EXAMINATIONS AND DIAGRAMS: THE MEDICAL BODY
Describe your last doctor or dentist visit. That was the question--It
was one of many, many questions we asked users. The
responses were so diverse, so interesting... both personal and impersonal
at the same time. Obviously we were interested in the live
vs. the virtual body, so the medical body felt like a good way to
explore that concept. While at Georgia Tech, I took a class on Biomedicine
and Culture. The class got me thinking about Haraway, Latour, Foucalt--we
read a lot of William Carlos Williams. It was a great class. At NYU,
I was also taking a class on Artaud,
whose famous body without
organs had me turning in circles. Thus, our medical section was
born. (Out of pure confusion.) Take a look: clip01
(1MB), clip02 (504K) clip03
(530K) clip04 (365KB)
clip05 (2.09MB)

What were we trying to do? Well, sometimes I think I know,
other times I have no idea... We wanted intrusive visualizing
technologies: probes and
cameras. We wanted to perform power (the ways that technologies
distort, alter, and invade bodies). Even the simple act of seeing
the body can medicalize it. At that time, I was obsessed with diagrams--the
way a diagram alienates and complicates the body. I wasn't critical
of this alienation, I was intrigued. I taped tons of diagrams to the
fridge of my Brooklyn apartment. I collected old medical texts and cut
them up.
Scientific and medical ideology fragment the body: take
it apart, cut it up, magnify it, amplify it, blow it to bits. I got
to thinking about medicalization, the process of knowledge accumulation,
or knowledge-making (depending on how you look at it)-- there's a violence
to this inquiry. It disrupts the implicit knowledge we have
of our bodies. By implicit knowledge, I mean our body images:
the picture we have of our bodies. We tenuously try to keep grips (consciously
and unconsciously) on our own viscera. This is how we control our bodies,
acclimate them to space, in short--live in the the world. Medicalization
calls the body image into question, shakes it up, displaces it, (the
inner autonomy collides with exteriority).

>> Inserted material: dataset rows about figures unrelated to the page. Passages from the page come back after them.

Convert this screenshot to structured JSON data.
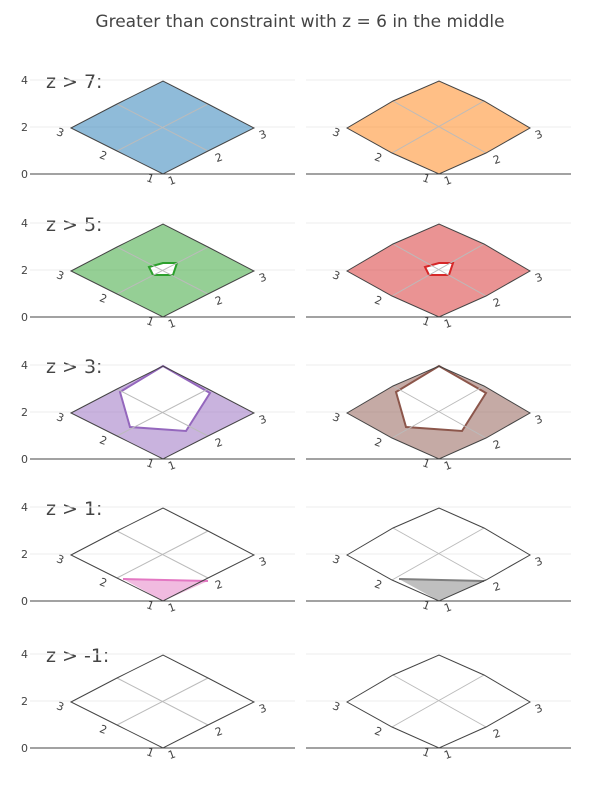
{
  "title": "Greater than constraint with z = 6 in the middle",
  "colors": {
    "blue": "#1f77b4",
    "orange": "#ff7f0e",
    "green": "#2ca02c",
    "red": "#d62728",
    "purple": "#9467bd",
    "brown": "#8c564b",
    "pink": "#e377c2",
    "gray": "#7f7f7f"
  },
  "chart_data": {
    "type": "carpet-contour",
    "a": [
      1,
      2,
      3
    ],
    "b": [
      1,
      2,
      3
    ],
    "z_grid": [
      [
        2,
        2,
        2
      ],
      [
        2,
        6,
        2
      ],
      [
        2,
        2,
        2
      ]
    ],
    "yaxis": {
      "ticks": [
        "0",
        "2",
        "4"
      ],
      "range": [
        0,
        4
      ]
    },
    "carpet_ticks": {
      "a_labels": [
        "1",
        "2",
        "3"
      ],
      "b_labels": [
        "1",
        "2",
        "3"
      ]
    },
    "rows": [
      {
        "label": "z > 7:",
        "threshold": 7,
        "left_color": "blue",
        "right_color": "orange"
      },
      {
        "label": "z > 5:",
        "threshold": 5,
        "left_color": "green",
        "right_color": "red"
      },
      {
        "label": "z > 3:",
        "threshold": 3,
        "left_color": "purple",
        "right_color": "brown"
      },
      {
        "label": "z > 1:",
        "threshold": 1,
        "left_color": "pink",
        "right_color": "gray"
      },
      {
        "label": "z > -1:",
        "threshold": -1,
        "left_color": "none",
        "right_color": "none"
      }
    ],
    "columns": [
      "linear",
      "smoothed"
    ]
  }
}
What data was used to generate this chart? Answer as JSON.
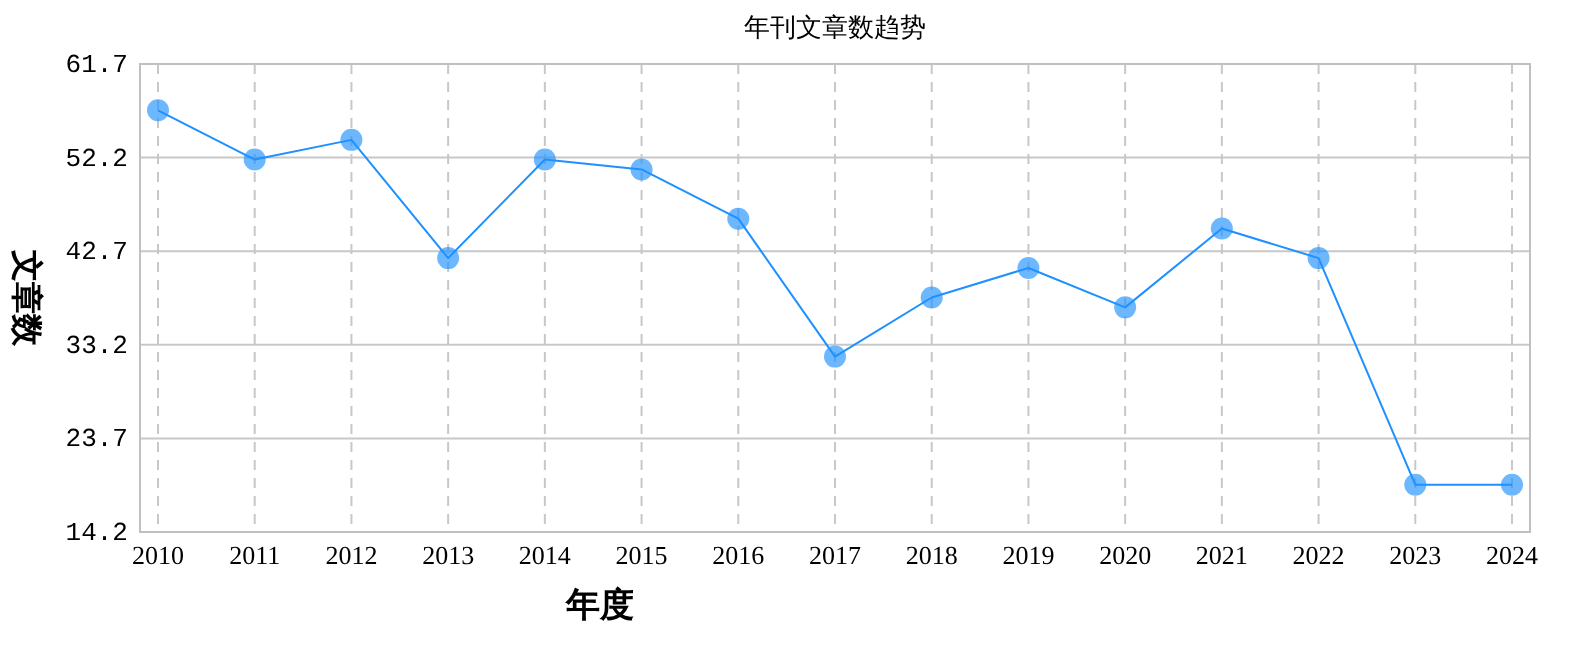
{
  "chart_data": {
    "type": "line",
    "title": "年刊文章数趋势",
    "xlabel": "年度",
    "ylabel": "文章数",
    "categories": [
      "2010",
      "2011",
      "2012",
      "2013",
      "2014",
      "2015",
      "2016",
      "2017",
      "2018",
      "2019",
      "2020",
      "2021",
      "2022",
      "2023",
      "2024"
    ],
    "series": [
      {
        "color": "#1e90ff",
        "values": [
          57,
          52,
          54,
          42,
          52,
          51,
          46,
          32,
          38,
          41,
          37,
          45,
          42,
          19,
          19
        ]
      }
    ],
    "ylim": [
      14.2,
      61.7
    ],
    "yticks": [
      14.2,
      23.7,
      33.2,
      42.7,
      52.2,
      61.7
    ],
    "grid": true,
    "marker": "circle",
    "line_style": "solid"
  }
}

Again, I'm not precious
about this central "body image." I think it's good to shake
our bodies up a bit. (I just read that last statement. Please insult
me)
Take, for instance, a diagram of a female body. There's
the ovaries. The glands. The lungs. The eyes. Lines pierce through the
muscle tissues. Words fly around: hard-to-pronounce scientific names.
The diagram's thrilling. It's forgein and benign. It's also a visceral
smack in the face. The diagramed body just sprawls out: dissected, categorized,
UNDERSTOOD, yet... No. Not understood. We could count every cell in
our bodies, color-code them, put them in red piles and white piles and
blue piles... hell, we could genetically identify every hair on our
heads, armpits, and pubis and still never get it right. The
body is a wet heap of scientific, political, cultural, emotional, erotic,
and philosophical meanings. It's impossible. That's exactly
what I wanted this doctor section to perform: the impossibility
of the live body. The utter immateriality of it's materiality.
I wanted to reveal this immateriality by performing the resistance we
all have to the body's objecthood--our resistance to medicalization.
We look at a diagram and say that is not-me, that is not-me and
never will be, while feeling relief--not because the diagram assimilates
our bodies-- because it destroys our bodies.